The current solution is big data analytics, seen as the technology for solving and the problem for everything from terrorism to tuberculosis, and the problem is data complexity:
"... the key challenge is not data size but complexity ... To make a Big Data initiative succeed, the trick is to handle widely varied types of data, disparate sources, datasets that aren’t easily linkable, dirty data, and unstructured or semi-structured data ... But … You don’t get a Big Data club card just for changing your old (but still trustworthy) data warehouse into a data lake (or even worse, a data swamp).” -- Big Data: The Key is Bridging Disparate Data Sources
Quite. Except that old geezers, er, experienced professionals like me remember complexity as the "islands of information" of the days of proliferating redundant application-specific files and application programs that would not talk to each other. The marketeers of "integrative solutions" hyped them then just as those of big data analytics do it today. Complexity is still with us because we mindlessly generate complexity much easier and faster than any "agile" magic wand can extract reliable useful information from it. But instead of addressing this fundamental problem, we accelerate it.
“The NoSQL flavor of databases has come en vogue in the last few years in certain technology sectors, primarily ones that are evolving so quickly that having to slow down to put forethought into your data store and how it's going to be structured might literally be the difference between your whole company suceeding or not.” --ignoredbydinosaurs.com
Forethought has become an impediment, rather than a success factor -- one reason I find the "science" in data science, as practiced, highly questionable. When real science education still existed, it drilled into me that science is all about knowledge, reasoning, and forethought. This is exactly what we're now trying to avoid at all cost, because, as vocational training is substituted for education and you gotta be a dropout to succeed, thought -- not just forethought -- becomes increasingly difficult and even discouraged.

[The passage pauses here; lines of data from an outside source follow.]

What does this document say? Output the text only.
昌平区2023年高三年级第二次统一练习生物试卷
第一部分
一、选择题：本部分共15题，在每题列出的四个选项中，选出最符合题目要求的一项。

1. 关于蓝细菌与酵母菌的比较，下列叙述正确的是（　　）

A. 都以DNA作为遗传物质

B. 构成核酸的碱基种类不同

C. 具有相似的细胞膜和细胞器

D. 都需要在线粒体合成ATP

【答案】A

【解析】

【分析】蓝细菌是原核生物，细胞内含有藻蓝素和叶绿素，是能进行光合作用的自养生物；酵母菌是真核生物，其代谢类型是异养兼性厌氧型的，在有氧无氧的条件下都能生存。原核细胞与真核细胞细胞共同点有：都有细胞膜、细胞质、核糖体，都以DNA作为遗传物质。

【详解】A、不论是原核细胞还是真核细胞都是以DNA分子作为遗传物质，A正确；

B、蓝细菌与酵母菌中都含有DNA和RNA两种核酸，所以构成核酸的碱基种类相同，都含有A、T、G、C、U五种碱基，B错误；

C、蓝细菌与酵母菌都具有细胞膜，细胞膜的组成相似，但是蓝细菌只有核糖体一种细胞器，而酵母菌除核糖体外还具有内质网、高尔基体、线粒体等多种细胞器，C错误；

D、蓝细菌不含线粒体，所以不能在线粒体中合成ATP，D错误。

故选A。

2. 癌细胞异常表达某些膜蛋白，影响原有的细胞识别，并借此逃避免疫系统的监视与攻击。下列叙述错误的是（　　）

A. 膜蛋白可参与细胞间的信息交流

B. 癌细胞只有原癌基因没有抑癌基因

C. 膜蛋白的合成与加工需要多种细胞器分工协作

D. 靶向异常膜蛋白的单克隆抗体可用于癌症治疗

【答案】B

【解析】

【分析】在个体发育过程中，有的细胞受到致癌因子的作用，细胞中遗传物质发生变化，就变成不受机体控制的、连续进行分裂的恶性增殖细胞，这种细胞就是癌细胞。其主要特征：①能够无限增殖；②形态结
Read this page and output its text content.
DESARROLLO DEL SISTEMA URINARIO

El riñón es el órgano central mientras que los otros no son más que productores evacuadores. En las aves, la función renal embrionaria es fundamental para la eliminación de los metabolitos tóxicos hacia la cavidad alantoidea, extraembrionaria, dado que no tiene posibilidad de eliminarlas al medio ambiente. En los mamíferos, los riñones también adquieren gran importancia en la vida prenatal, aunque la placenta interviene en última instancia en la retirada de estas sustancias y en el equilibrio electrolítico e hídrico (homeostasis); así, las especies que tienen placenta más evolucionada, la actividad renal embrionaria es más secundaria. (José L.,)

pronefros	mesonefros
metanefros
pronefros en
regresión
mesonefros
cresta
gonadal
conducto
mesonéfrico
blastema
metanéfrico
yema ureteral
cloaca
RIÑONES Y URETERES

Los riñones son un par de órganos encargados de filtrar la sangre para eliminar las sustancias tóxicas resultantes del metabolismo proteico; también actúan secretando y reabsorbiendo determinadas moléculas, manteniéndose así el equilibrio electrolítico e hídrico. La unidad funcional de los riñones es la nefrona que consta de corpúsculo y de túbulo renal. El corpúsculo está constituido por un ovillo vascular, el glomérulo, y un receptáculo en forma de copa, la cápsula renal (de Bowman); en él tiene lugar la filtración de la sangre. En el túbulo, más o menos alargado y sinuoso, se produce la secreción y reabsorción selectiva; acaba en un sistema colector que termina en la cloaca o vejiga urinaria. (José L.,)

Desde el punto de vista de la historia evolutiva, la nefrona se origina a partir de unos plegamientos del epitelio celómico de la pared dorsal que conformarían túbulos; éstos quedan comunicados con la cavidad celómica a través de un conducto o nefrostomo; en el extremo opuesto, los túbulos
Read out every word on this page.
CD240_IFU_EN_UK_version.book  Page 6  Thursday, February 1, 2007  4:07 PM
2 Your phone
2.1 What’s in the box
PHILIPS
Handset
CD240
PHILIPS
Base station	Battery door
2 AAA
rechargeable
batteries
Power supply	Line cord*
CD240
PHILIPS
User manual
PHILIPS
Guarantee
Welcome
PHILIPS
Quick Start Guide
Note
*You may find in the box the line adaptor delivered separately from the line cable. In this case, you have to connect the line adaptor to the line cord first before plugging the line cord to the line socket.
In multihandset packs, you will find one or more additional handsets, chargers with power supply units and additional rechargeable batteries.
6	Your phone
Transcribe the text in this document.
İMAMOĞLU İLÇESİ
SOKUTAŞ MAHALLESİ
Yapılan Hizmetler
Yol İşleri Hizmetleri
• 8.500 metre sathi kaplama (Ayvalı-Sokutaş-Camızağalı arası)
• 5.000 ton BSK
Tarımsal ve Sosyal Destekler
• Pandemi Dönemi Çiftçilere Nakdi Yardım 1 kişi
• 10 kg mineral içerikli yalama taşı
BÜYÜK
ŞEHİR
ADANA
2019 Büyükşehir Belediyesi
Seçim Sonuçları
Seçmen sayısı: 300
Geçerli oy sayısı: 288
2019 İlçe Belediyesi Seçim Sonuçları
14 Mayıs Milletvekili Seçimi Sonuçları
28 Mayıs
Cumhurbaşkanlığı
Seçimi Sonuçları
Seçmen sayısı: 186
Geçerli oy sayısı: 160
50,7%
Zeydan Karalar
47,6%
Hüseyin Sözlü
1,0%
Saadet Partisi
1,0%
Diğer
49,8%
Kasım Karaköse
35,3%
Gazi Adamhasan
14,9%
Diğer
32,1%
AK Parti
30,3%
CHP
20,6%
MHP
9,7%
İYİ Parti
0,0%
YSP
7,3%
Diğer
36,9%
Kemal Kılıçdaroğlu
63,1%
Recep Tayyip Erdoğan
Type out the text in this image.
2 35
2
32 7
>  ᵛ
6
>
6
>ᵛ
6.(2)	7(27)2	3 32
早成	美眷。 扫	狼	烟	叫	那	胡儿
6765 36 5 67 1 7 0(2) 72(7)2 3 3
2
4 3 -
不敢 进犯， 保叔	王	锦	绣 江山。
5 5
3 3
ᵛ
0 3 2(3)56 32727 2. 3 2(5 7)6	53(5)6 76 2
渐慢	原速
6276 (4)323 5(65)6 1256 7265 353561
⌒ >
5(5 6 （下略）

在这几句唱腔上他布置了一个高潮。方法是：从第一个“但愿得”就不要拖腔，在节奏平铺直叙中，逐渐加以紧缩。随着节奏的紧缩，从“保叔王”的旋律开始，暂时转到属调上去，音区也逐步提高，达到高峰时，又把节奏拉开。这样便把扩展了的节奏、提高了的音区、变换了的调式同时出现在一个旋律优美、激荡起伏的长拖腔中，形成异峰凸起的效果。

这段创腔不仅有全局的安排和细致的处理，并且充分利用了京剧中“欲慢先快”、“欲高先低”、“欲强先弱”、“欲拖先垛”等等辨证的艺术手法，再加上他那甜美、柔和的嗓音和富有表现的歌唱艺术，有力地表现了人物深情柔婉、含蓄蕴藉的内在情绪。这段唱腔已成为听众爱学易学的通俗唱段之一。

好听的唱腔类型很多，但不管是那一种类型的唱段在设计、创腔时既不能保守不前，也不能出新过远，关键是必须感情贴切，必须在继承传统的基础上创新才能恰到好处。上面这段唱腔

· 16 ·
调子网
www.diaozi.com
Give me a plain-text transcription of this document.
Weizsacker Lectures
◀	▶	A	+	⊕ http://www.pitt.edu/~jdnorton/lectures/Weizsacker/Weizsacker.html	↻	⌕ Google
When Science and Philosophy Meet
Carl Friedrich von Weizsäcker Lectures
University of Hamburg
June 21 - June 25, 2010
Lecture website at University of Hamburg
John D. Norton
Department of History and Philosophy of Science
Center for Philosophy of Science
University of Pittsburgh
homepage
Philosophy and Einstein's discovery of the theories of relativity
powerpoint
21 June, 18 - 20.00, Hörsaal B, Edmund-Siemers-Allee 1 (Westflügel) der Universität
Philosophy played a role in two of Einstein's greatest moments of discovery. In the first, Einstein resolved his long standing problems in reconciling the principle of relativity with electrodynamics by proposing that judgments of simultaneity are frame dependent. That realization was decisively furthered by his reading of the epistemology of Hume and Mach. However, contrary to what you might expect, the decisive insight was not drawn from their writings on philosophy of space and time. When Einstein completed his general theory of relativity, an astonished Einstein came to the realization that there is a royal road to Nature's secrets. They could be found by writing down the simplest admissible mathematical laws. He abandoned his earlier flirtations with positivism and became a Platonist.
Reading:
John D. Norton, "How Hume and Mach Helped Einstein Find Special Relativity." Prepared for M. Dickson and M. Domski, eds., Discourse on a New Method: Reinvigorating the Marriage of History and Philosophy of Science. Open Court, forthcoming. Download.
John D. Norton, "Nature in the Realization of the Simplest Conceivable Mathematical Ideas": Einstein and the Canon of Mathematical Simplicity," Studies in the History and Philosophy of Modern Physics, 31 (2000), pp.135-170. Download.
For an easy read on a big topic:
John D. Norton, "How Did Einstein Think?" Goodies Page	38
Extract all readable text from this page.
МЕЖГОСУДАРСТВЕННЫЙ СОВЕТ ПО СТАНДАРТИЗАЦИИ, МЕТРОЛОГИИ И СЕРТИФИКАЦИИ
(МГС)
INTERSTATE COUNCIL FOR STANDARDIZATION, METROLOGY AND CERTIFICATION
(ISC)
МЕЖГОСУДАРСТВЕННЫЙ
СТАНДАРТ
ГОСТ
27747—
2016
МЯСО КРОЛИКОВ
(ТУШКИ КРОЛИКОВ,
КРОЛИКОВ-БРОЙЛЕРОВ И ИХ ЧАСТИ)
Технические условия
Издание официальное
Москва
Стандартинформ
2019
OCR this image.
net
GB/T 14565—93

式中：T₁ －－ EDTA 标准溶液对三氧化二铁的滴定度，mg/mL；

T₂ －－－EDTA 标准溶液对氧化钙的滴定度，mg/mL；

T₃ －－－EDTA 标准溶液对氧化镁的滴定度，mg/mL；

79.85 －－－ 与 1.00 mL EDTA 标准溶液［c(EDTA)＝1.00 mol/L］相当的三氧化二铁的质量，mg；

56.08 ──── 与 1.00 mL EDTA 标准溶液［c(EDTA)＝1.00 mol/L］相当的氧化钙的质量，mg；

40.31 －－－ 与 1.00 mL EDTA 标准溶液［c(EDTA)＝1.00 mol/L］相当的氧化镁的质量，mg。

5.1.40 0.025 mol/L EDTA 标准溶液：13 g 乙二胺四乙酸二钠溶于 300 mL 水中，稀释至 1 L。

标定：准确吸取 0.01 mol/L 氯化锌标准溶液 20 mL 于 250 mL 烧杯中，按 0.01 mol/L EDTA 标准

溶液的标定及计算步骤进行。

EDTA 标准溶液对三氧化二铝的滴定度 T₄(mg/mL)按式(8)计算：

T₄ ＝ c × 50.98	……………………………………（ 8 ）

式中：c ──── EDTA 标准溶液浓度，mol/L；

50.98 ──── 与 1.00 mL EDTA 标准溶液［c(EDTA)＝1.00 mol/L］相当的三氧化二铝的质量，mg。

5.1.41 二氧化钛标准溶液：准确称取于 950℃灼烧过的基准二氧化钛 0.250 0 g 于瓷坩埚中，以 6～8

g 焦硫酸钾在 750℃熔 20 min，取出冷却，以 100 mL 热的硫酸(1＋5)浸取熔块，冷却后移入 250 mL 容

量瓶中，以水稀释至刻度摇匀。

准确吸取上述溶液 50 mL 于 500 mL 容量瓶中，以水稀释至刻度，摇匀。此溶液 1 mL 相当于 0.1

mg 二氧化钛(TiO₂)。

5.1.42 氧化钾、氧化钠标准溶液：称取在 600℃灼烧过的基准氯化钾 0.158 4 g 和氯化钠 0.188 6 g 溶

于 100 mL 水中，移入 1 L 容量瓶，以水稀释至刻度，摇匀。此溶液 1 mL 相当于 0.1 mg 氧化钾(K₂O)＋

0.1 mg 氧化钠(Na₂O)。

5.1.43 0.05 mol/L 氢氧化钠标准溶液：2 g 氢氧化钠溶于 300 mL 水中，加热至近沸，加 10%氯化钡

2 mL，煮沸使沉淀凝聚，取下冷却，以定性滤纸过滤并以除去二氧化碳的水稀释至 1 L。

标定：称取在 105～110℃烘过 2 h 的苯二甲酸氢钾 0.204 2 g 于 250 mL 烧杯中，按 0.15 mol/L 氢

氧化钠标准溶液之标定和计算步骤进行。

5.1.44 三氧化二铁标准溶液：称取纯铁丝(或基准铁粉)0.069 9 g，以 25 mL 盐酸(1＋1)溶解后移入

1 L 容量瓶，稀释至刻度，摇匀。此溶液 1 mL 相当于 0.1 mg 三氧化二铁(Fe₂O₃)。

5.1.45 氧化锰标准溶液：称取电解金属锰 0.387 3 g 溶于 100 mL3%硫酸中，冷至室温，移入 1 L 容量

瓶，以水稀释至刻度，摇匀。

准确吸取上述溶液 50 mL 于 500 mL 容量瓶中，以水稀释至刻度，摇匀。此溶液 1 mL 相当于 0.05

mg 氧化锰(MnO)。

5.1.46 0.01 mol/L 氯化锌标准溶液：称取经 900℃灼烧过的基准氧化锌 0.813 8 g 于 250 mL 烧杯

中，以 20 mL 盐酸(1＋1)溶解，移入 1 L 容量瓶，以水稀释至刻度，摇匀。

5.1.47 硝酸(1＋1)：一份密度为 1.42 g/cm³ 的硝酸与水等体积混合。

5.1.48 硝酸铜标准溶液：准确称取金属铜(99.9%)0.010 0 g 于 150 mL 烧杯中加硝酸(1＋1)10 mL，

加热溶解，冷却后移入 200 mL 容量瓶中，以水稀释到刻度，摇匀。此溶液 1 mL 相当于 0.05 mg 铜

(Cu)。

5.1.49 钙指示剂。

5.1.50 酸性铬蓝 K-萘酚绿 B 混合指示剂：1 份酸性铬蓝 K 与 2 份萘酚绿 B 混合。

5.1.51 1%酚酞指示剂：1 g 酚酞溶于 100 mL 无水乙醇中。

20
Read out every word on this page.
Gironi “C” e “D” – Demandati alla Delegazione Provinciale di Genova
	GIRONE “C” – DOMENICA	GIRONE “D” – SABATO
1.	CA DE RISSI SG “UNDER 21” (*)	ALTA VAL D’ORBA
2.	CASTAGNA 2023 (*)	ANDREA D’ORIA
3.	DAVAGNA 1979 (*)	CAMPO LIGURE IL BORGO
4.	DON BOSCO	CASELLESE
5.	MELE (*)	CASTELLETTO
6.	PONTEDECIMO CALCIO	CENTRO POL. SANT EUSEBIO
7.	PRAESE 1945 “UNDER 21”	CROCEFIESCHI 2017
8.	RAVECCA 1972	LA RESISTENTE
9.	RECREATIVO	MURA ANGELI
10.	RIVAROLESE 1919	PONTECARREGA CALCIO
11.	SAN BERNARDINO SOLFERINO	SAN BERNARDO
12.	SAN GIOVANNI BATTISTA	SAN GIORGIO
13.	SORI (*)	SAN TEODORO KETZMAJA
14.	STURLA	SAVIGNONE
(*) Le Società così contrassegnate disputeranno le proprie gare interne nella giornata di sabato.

That explains the attractiveness of NoSQL and big data analytics. i.e., forward to the past:
“There are no [design] rules of normalization for [NoSQL] databases … Which means you're designing the data organization to serve specific queries. So follow the same principle in NoSQL databases as you would for denormalizing a relational database: design your queries first, then the structure of the database is derived from the queries.” --What is a good way to design a NoSQL database?
Using the term "design" in this context is, of course, misleading. Design requires forethought, anticipating the types of likely queries and models reality and pre-structures data so as to simplify integrity enforcement and data manipulation. NoSQL and big data analytics do the opposite.
“In various organizations, data modeling for NoSQL emphasizes the roles of [application] developers while deemphasizing the roles of data modelers and database administrators.” --Donovan Hsieh, eBay’s Senior Data Architect
In other words, we mindlessly pile up complexity and put our trust in minimally educated coders and machines “more intelligent than us” to tackle it for our benefit. The consequences are not only not different than those of application-managed data -- struggle to optimize for multiple uses data structured for specific uses -- and post-facto structuring anyway. They also are scary: the constant atrophiation of human intellect coupled with machines programmed by corporate interests to extract, not produce and distribute wealth is socially destructive.
Shouldn't we strive to avoid complexity via forethought, rather than keep increasing it? That's what database management -- and relational database management in particular -- were devised to address, but are being dismissed and ignored, because they require scarce intellectual abilities. They are yesterday's fads.